The Allahabad High Court has said the fundamental right to freedom of speech and expression in a secular state is not a licence to hurt religious feelings, faiths and beliefs of fellow citizens.
Rejecting the anticipatory bail application of Popular Front of India (PFI) member Mohammad Nadeem, Justice Chandra Dhari Singh observed that someone who takes the risk of “dissemination of blasphemous messages is not entitled to get the discretion of the Court exercised in his favour”.
Nadeem was booked under IPC Section 153-A (promoting enmity) by Barabanki police on a complaint filed by one Anil Kumar who had alleged that the PFI member was “propagating that every Muslim has to come forward to protect the site of Babri Masjid” in view of the foundation-laying ceremony of the Ram Temple in Ayodhya.

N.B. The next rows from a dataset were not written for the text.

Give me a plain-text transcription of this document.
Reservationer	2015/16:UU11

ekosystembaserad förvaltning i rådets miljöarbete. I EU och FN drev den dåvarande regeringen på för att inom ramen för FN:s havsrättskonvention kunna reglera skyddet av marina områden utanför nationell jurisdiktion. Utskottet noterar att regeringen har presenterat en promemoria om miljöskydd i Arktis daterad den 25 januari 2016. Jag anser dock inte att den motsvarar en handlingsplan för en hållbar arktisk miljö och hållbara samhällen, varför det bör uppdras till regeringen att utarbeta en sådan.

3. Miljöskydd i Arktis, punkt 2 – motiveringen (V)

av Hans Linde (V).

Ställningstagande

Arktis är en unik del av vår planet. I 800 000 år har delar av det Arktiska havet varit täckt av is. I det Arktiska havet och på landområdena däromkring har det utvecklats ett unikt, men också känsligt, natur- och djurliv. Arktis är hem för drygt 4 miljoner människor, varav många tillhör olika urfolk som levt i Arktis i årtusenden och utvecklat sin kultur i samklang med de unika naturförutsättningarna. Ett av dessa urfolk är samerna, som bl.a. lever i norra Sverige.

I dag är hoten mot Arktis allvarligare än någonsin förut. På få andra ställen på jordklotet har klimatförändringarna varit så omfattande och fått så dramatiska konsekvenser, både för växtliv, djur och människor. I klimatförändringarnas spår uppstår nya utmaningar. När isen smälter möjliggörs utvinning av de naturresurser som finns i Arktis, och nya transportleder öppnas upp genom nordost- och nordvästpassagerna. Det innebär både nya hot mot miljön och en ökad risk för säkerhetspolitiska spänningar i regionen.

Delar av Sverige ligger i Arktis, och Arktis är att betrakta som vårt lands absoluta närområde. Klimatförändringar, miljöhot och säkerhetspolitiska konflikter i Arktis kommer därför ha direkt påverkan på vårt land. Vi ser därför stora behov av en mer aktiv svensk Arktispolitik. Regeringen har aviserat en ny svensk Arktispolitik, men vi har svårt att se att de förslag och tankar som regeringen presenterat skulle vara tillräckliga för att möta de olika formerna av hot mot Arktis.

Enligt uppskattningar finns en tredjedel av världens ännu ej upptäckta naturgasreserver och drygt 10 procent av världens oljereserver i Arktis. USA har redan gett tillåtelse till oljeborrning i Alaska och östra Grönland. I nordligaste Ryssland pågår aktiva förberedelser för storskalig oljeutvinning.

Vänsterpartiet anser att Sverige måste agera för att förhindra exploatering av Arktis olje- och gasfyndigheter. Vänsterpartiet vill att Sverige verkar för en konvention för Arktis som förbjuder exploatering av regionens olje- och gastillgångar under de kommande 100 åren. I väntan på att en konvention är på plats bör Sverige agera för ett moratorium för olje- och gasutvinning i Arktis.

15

The complaint said due to the “propaganda, there was a probability of communal tension”.
Nadeem’s counsel told the court that allegations made in the FIR were “false and fabricated” and the lodging the FIR “is nothing but off-shoot to the protest as well as the petition filed by the applicant against his illegal detention by the police”.
The High Court observed that prima facie, the offence punishable under IPC section 153A “is attracted to the facts of the case”.
The court, however, clarified that the observations made in its order were “only for the purpose of deciding the application for anticipatory bail” and it should not have any bearing on the investigation or the trial of the case.